When people see Santa Cruz’s Tater Famine setting up their instruments, they probably get the wrong idea about what kind of music they’re about to hear. They play, after all, an upright bass, acoustic guitar and a mandolin. The first thought running through most people’s minds isn’t punk rock—yet Tater Famine has more in common with punk bands than they do most Americana or string bands.

“My musical roots are pretty heavily rooted in the whole punk rock, hardcore, metal scene. It’s just hard to leave the energy of playing shows like that from when I was a kid,” says mandolin player Matteo Brunozzi.

Technically, the music is not too dissimilar from Americana, but it’s played really loud and with so much fervor that they actually do better with punk rock audiences than with traditional country, Americana and bluegrass crowds.

At first, Brunozzi was surprised at how accepting the punk rockers were of their music. “It’s cool. They’re really open to it,” he says.

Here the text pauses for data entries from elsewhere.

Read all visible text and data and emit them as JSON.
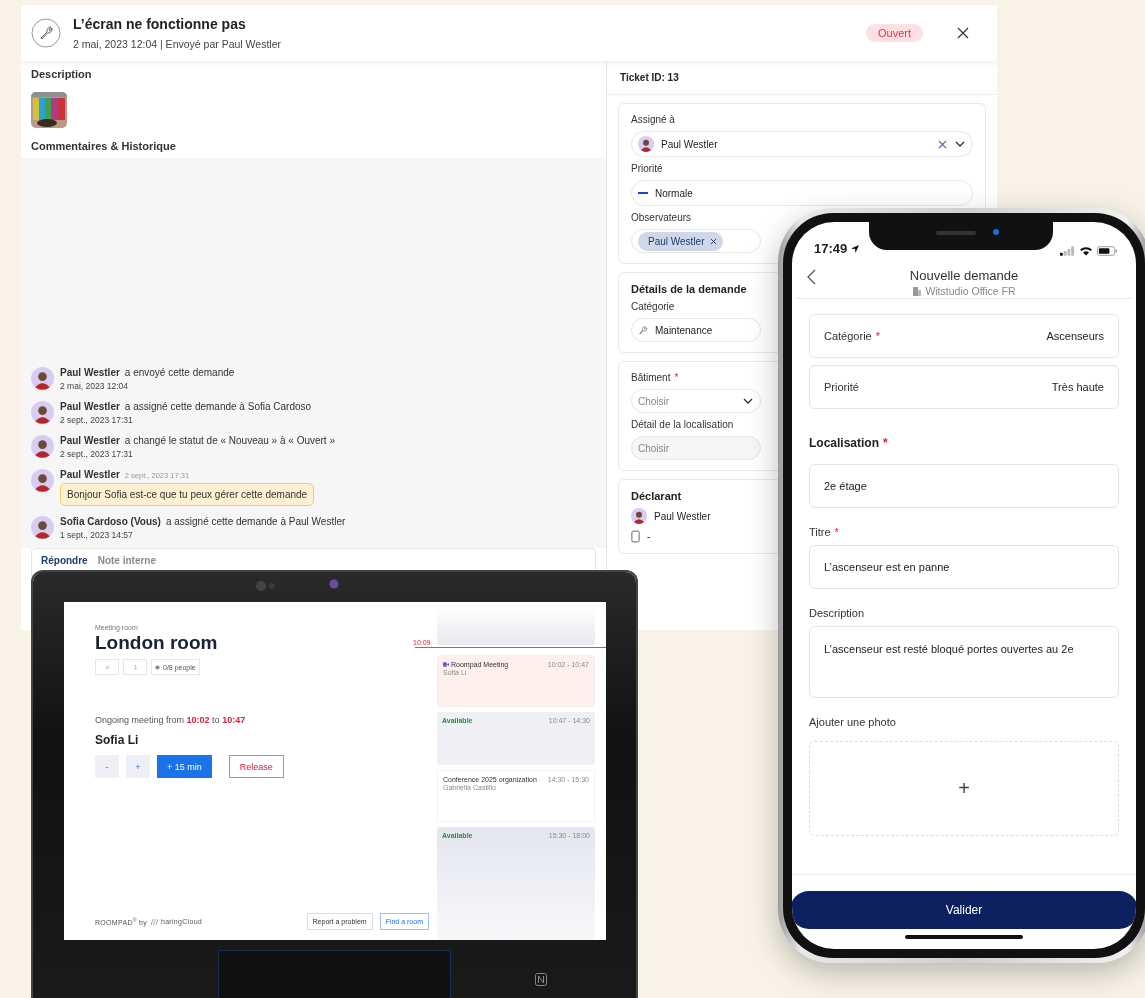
{
  "ticket": {
    "title": "L’écran ne fonctionne pas",
    "meta": "2 mai, 2023 12:04 | Envoyé par Paul Westler",
    "status": "Ouvert",
    "description_label": "Description",
    "comments_label": "Commentaires & Historique",
    "history": [
      {
        "kind": "event",
        "author": "Paul Westler",
        "action": "a envoyé cette demande",
        "time": "2 mai, 2023 12:04"
      },
      {
        "kind": "event",
        "author": "Paul Westler",
        "action": "a assigné cette demande à Sofia Cardoso",
        "time": "2 sept., 2023 17:31"
      },
      {
        "kind": "event",
        "author": "Paul Westler",
        "action": "a changé le statut de « Nouveau » à « Ouvert »",
        "time": "2 sept., 2023 17:31"
      },
      {
        "kind": "comment",
        "author": "Paul Westler",
        "time": "2 sept., 2023 17:31",
        "message": "Bonjour Sofia est-ce que tu peux gérer cette demande"
      },
      {
        "kind": "event",
        "author": "Sofia Cardoso (Vous)",
        "action": "a assigné cette demande à Paul Westler",
        "time": "1 sept., 2023 14:57"
      }
    ],
    "reply_tabs": [
      {
        "label": "Répondre",
        "selected": true
      },
      {
        "label": "Note interne",
        "selected": false
      }
    ],
    "ticket_id": "Ticket ID: 13",
    "assignee_label": "Assigné à",
    "assignee": "Paul Westler",
    "priority_label": "Priorité",
    "priority": "Normale",
    "observers_label": "Observateurs",
    "observers": [
      "Paul Westler"
    ],
    "details_title": "Détails de la demande",
    "category_label": "Catégorie",
    "category": "Maintenance",
    "building_label": "Bâtiment",
    "building_required_mark": "*",
    "building_placeholder": "Choisir",
    "location_label": "Détail de la localisation",
    "location_placeholder": "Choisir",
    "declarant_label": "Déclarant",
    "declarant": "Paul Westler",
    "declarant_phone": "-"
  },
  "tablet": {
    "kicker": "Meeting room",
    "room": "London room",
    "capacity": "0/8 people",
    "ongoing_prefix": "Ongoing meeting from",
    "start": "10:02",
    "joiner": "to",
    "end": "10:47",
    "organizer": "Sofia Li",
    "minus": "-",
    "plus": "+",
    "extend": "+ 15 min",
    "release": "Release",
    "brand": "ROOMPAD$^{®}$ by",
    "brand_company": "haringCloud",
    "report": "Report a problem",
    "find": "Find a room",
    "now": "10:09",
    "schedule": [
      {
        "kind": "past"
      },
      {
        "kind": "meeting",
        "title": "Roompad Meeting",
        "organizer": "Sofia Li",
        "time": "10:02 - 10:47",
        "current": true
      },
      {
        "kind": "available",
        "title": "Available",
        "time": "10:47 - 14:30"
      },
      {
        "kind": "meeting",
        "title": "Conference 2025 organization",
        "organizer": "Gabriella Castillo",
        "time": "14:30 - 15:30",
        "current": false
      },
      {
        "kind": "available",
        "title": "Available",
        "time": "15:30 - 18:00"
      }
    ]
  },
  "phone": {
    "time": "17:49",
    "title": "Nouvelle demande",
    "subtitle": "Witstudio Office FR",
    "form": [
      {
        "kind": "inline",
        "label": "Catégorie",
        "required_mark": "*",
        "value": "Ascenseurs"
      },
      {
        "kind": "inline",
        "label": "Priorité",
        "value": "Très haute"
      },
      {
        "kind": "section",
        "label": "Localisation",
        "required_mark": "*",
        "value": "2e étage"
      },
      {
        "kind": "field",
        "label": "Titre",
        "required_mark": "*",
        "value": "L’ascenseur est en panne"
      },
      {
        "kind": "textarea",
        "label": "Description",
        "value": "L’ascenseur est resté bloqué portes ouvertes au 2e"
      },
      {
        "label": "Ajouter une photo",
        "value": "+"
      }
    ],
    "submit": "Valider"
  }
}
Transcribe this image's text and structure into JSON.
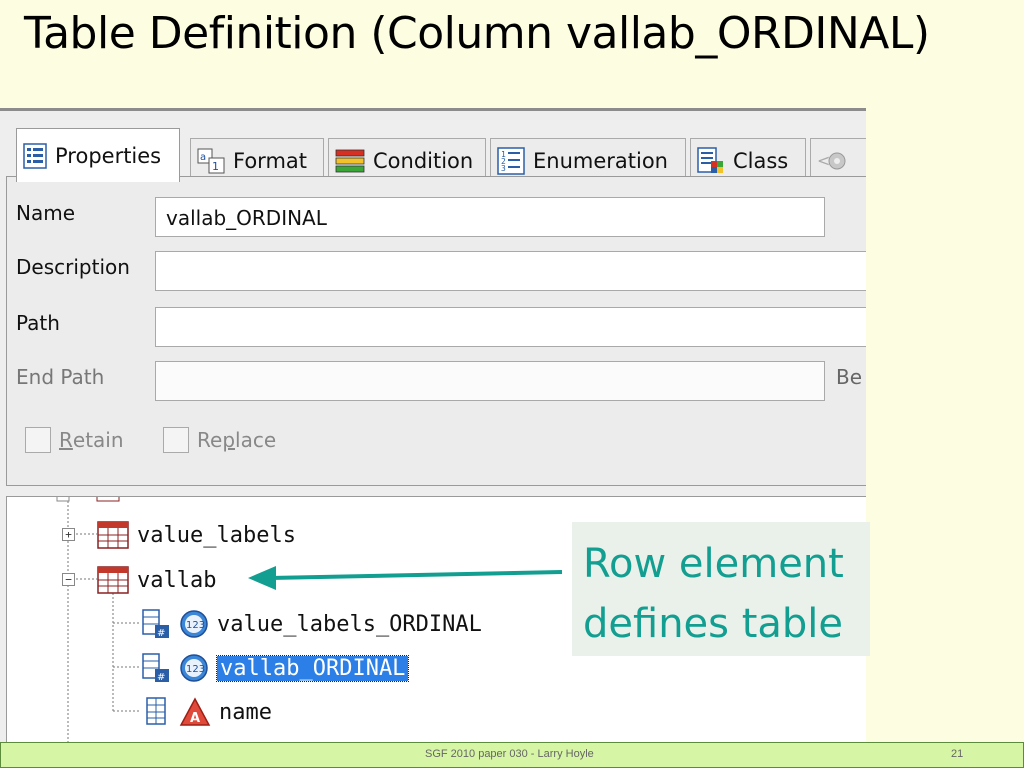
{
  "slide": {
    "title": "Table Definition (Column vallab_ORDINAL)",
    "footer_text": "SGF 2010 paper  030  - Larry Hoyle",
    "page_number": "21"
  },
  "tabs": [
    {
      "label": "Properties",
      "icon": "properties-icon",
      "active": true
    },
    {
      "label": "Format",
      "icon": "format-icon",
      "active": false
    },
    {
      "label": "Condition",
      "icon": "condition-icon",
      "active": false
    },
    {
      "label": "Enumeration",
      "icon": "enumeration-icon",
      "active": false
    },
    {
      "label": "Class",
      "icon": "class-icon",
      "active": false
    }
  ],
  "properties": {
    "name_label": "Name",
    "name_value": "vallab_ORDINAL",
    "description_label": "Description",
    "description_value": "",
    "path_label": "Path",
    "path_value": "",
    "end_path_label": "End Path",
    "end_path_value": "",
    "truncated_label": "Be",
    "retain_mnemonic": "R",
    "retain_rest": "etain",
    "replace_pre": "Re",
    "replace_mnemonic": "p",
    "replace_rest": "lace"
  },
  "tree": {
    "nodes": [
      {
        "label": "value_labels",
        "icon": "table-icon",
        "expander": "+"
      },
      {
        "label": "vallab",
        "icon": "table-icon",
        "expander": "-"
      },
      {
        "label": "value_labels_ORDINAL",
        "icon": "column-icon",
        "type_icon": "numeric-icon"
      },
      {
        "label": "vallab_ORDINAL",
        "icon": "column-icon",
        "type_icon": "numeric-icon",
        "selected": true
      },
      {
        "label": "name",
        "icon": "column-icon",
        "type_icon": "character-icon"
      }
    ]
  },
  "callout": {
    "line1": "Row element",
    "line2": "defines table",
    "color": "#129e90"
  },
  "colors": {
    "slide_background": "#fdfde1",
    "selection": "#2b7fe6",
    "footer_background": "#d6f5a5"
  }
}
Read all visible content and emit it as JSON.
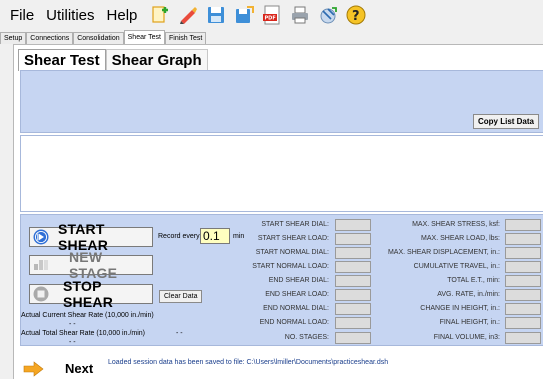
{
  "menu": {
    "items": [
      "File",
      "Utilities",
      "Help"
    ]
  },
  "toolbar_icons": [
    "new-icon",
    "edit-icon",
    "save-icon",
    "save-as-icon",
    "pdf-icon",
    "print-icon",
    "export-icon",
    "help-icon"
  ],
  "outer_tabs": [
    "Setup",
    "Connections",
    "Consolidation",
    "Shear Test",
    "Finish Test"
  ],
  "outer_active": "Shear Test",
  "inner_tabs": [
    "Shear Test",
    "Shear Graph"
  ],
  "copy_list_label": "Copy List Data",
  "controls": {
    "start_label": "START SHEAR",
    "new_stage_label": "NEW STAGE",
    "stop_label": "STOP SHEAR",
    "record_every_label": "Record every",
    "record_value": "0.1",
    "record_unit": "min",
    "clear_label": "Clear Data",
    "current_rate_label": "Actual Current Shear Rate (10,000 in./min)",
    "current_rate_value": "- -",
    "total_rate_label": "Actual Total Shear Rate (10,000 in./min)",
    "total_rate_value": "- -",
    "total_rate_value2": "- -"
  },
  "left_fields": [
    "START SHEAR DIAL:",
    "START SHEAR LOAD:",
    "START NORMAL DIAL:",
    "START NORMAL LOAD:",
    "END SHEAR DIAL:",
    "END SHEAR LOAD:",
    "END NORMAL DIAL:",
    "END NORMAL LOAD:",
    "NO. STAGES:"
  ],
  "right_fields": [
    "MAX. SHEAR STRESS, ksf:",
    "MAX. SHEAR LOAD, lbs:",
    "MAX. SHEAR DISPLACEMENT, in.:",
    "CUMULATIVE TRAVEL, in.:",
    "TOTAL E.T., min:",
    "AVG. RATE, in./min:",
    "CHANGE IN HEIGHT, in.:",
    "FINAL HEIGHT, in.:",
    "FINAL VOLUME, in3:"
  ],
  "next_label": "Next",
  "status_message": "Loaded session data has been saved to file: C:\\Users\\lmiller\\Documents\\practiceshear.dsh",
  "colors": {
    "panel_blue": "#c6d5f2",
    "input_yellow": "#ffffc0",
    "start_icon_blue": "#2f6fd6",
    "next_arrow_orange": "#f5a623"
  }
}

But it shouldn’t come as too much of a shock. When he and singer/guitarist John Dodds started to play together in 2006, they actually wanted to be a punk band. Brunozzi played drums and Dodds played electric guitar. Only problem was, they both lived in tiny apartments and didn’t have anywhere they could make a ton of noise—so Dodds switched to the acoustic guitar and Brunozzi took up the mandolin.

“The instrumentation gets us thrown in with other categories, but it’s all got a rock ’n’ roll edge. Johnny’s playing campfire chords, but he’s beating the hell out of them. Lauran [the bassist] hits the bass way harder than in traditional music. I play the mandolin sort of like a guitar, like a metal or surf guitar,” Brunozzi says.

They are preparing to hit the road again for another three months starting this January. They’ve tried doing the touring thing in short bursts, but that doesn’t work as well for them.

“When we tour, we hit it hard cause it’s hard to survive if you’re not playing damn near every day, ’cause we’re not getting paid that much,” Brunozzi says.

In the early days, being a heavily touring band seemed like a pipe dream. Shortly after starting Tater Famine, Brunozzi and Dodds took a break and headed over to Europe, a trip which lasted four months. They hung out, wrote new songs, and busked on the street corners. A few months in, they started to follow some touring bands, and were seeing firsthand how it was done.
“It was a nice little kick in the pants. It was like, ‘we can do this.’ We were living way harder, or just as hard as we would have to live on the road anyway. Why shouldn’t we do it with a plan?” Bruzonni says.

After original bassist Matt Warren quit, they eventually found Laurenzo Burman, and even experimented with a drummer.
“I prefer it without drums for the reason that, it just doesn’t need them. It’s percussive enough with the bass. It’s more like a spectacle, honestly, without the drums,” Brunozzi says.

Other string bands slap the bass with some force, but Tater Famine give it a real punk rock punch. “These instruments weren’t picked up to be played traditionally. They were picked up to kind of adapt to whatever sound we’re feeling we couldn’t express, because we couldn’t play drums and electric guitar in our environments,” Brunozzi says.

Other acoustic-punk bands have formed in the past decade for nearly the same reason.

“With the strict noise ordinances and housing associations and all that shit, people who crack down on that in neighborhoods, it makes it hard to play much but acoustic music a lot of the time. It’s cool because it’s bred this whole new thing.  But it’s a shame because I like playing loud,” says Brunozzi.

Tater Famine plays Dec. 22 at the Crepe Place.